Jakarta – Wakil Ketua Komisi Dakwah Majelis Ulama Indonesia (MUI) Habib Nabiel Almusawa menyatakan keprihatinannya terhadap kondisi akidah ahlussunnah wal jamaah (aswaja) di Indonesia yang dinilai semakin memudar.
Ia menyoroti fenomena perselisihan di kalangan umat Islam yang saling mengeklaim paling sesuai dengan sunah, tetapi kerap mudah membidahkan atau bahkan mengkafirkan kelompok lain.
Habib Nabiel menegaskan bahwa Aswaja, yang berpegang pada sunah Nabi Muhammad SAW, adalah ajaran yang lembut, tidak tergesa-gesa dalam menilai sesat orang lain, dan berorientasi pada persatuan umat.
“Ahlussunnah Wal Jamaah adalah nilai moral dan akhlak Nabi Muhammad SAW yang mengajarkan kasih sayang dan kebaikan. Nabi Muhammad diutus sebagai rahmat bagi semesta alam.
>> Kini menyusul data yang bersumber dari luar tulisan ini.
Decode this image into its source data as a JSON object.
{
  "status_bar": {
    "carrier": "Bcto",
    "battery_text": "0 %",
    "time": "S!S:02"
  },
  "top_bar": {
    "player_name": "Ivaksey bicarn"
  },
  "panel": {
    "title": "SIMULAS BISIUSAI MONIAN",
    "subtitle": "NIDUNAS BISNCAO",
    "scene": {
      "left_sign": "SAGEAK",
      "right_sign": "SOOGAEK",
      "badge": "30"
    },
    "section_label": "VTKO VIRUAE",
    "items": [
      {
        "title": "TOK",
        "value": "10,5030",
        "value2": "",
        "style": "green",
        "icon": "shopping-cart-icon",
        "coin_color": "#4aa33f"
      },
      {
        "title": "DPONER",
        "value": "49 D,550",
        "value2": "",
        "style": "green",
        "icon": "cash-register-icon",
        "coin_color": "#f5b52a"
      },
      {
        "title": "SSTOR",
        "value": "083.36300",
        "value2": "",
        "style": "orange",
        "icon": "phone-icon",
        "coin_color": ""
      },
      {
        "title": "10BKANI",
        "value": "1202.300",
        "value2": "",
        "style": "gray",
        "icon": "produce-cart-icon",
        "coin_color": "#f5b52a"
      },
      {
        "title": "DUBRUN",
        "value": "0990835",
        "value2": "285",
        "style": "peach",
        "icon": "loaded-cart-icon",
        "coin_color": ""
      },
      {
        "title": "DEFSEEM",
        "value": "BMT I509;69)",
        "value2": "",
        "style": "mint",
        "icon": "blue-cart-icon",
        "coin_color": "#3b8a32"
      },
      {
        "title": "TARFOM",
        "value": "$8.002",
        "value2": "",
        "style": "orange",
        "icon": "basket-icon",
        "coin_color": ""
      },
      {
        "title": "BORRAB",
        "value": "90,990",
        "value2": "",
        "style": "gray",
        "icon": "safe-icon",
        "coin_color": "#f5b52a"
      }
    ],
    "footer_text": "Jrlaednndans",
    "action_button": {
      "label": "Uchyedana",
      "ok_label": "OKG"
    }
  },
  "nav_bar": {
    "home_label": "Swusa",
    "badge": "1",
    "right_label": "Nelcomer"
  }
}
Oleh karena itu, sikap merasa paling benar dan mengklaim paling saleh adalah bentuk keangkuhan yang dapat merusak nilai keislaman,” ujar Habib Nabiel kepada Antara pada Jumat (17/1/2025) di Jakarta.
Ia juga menyoroti kecenderungan sebagian kelompok yang mudah menghakimi dan menganggap ritual seperti Maulid Nabi atau Isra Mikraj sebagai bidah. Menurutnya, pola pikir semacam ini menyerupai kelompok ekstrem masa lalu seperti khawarij dan takfiri.
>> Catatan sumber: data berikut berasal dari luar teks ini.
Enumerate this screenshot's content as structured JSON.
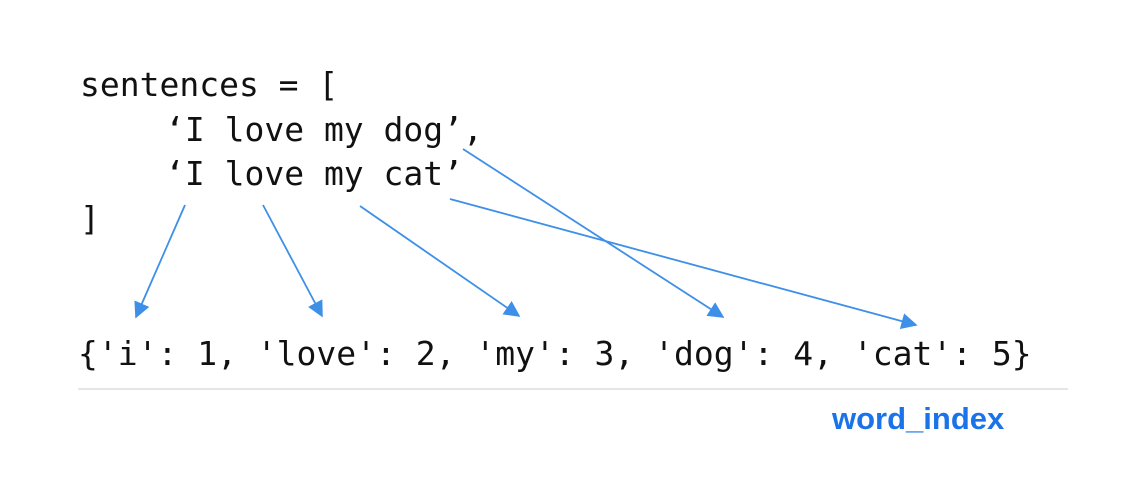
{
  "code": {
    "line1": "sentences = [",
    "line2": "‘I love my dog’,",
    "line3": "‘I love my cat’",
    "line4": "]"
  },
  "word_index_text": "{'i': 1, 'love': 2, 'my': 3, 'dog': 4, 'cat': 5}",
  "caption": "word_index",
  "colors": {
    "arrow": "#3d8fe8",
    "caption": "#1a73e8"
  },
  "arrows": [
    {
      "from": "I",
      "to": "'i': 1"
    },
    {
      "from": "love",
      "to": "'love': 2"
    },
    {
      "from": "my",
      "to": "'my': 3"
    },
    {
      "from": "dog",
      "to": "'dog': 4"
    },
    {
      "from": "cat",
      "to": "'cat': 5"
    }
  ]
}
Habib Nabiel, yang juga anggota Dewan Syuro Majelis Rasulullah SAW, menjelaskan bahwa empat mazhab besar dalam Islam, Hanafi, Maliki, Syafi’i, dan Hanbali, semuanya berlandaskan pada akidah aswaja.
Di Indonesia, aswaja berkembang dengan ciri khas yang moderat dan mampu beradaptasi dengan budaya lokal, sebagaimana strategi Wali Songo dalam menyebarkan Islam.
“Aswaja di Indonesia memiliki karakter yang toleran dan fleksibel. Sikap ekstrem, seperti mudah menghakimi atau intoleransi, bertentangan dengan budaya Indonesia yang penuh harmoni. Pendekatan yang kaku hanya akan memicu konflik,” tambahnya.
Habib Nabiel juga mengkritik pandangan kelompok Salafi Wahabi yang menganggap semua bidah sebagai kesesatan yang berujung pada neraka. Ia menekankan bahwa menurut Imam Syafii, bidah dibedakan menjadi dua, yakni mahmudah (terpuji) dan mazmumah (tercela).
Pendapat serupa juga diungkapkan oleh Ibnu Hajar Al-Asqalani, yang membagi bidah menjadi hasanah (baik) dan sayyiah (buruk). Karena itu, praktik seperti ziarah, tahlil, atau perayaan Isra Mikraj dapat dianggap sebagai kebaikan.
Ia mengingatkan bahwa perbedaan pendapat (ikhtilaf) dalam fikih tidak boleh menjadi alasan untuk menyesatkan atau mengafirkan pihak lain. “Jika memiliki dalil, itu sah-sah saja, tetapi kita harus saling menghormati. Jangan mudah memvonis orang lain sebagai kafir atau syirik. Menghormati perbedaan adalah adab yang diajarkan Nabi Muhammad SAW,” tegasnya.
Sebagai penutup, Habib Nabiel menyerukan perlunya mengembalikan nilai-nilai moral dan akhlak aswaja dalam kehidupan bermasyarakat. Ia menekankan pentingnya menjaga adab dan menghormati pandangan orang lain untuk merawat kerukunan di tengah masyarakat yang semakin beragam.
“Toleransi adalah bagian dari ajaran aswaja yang harus kita jaga di masyarakat yang plural ini,” pungkasnya.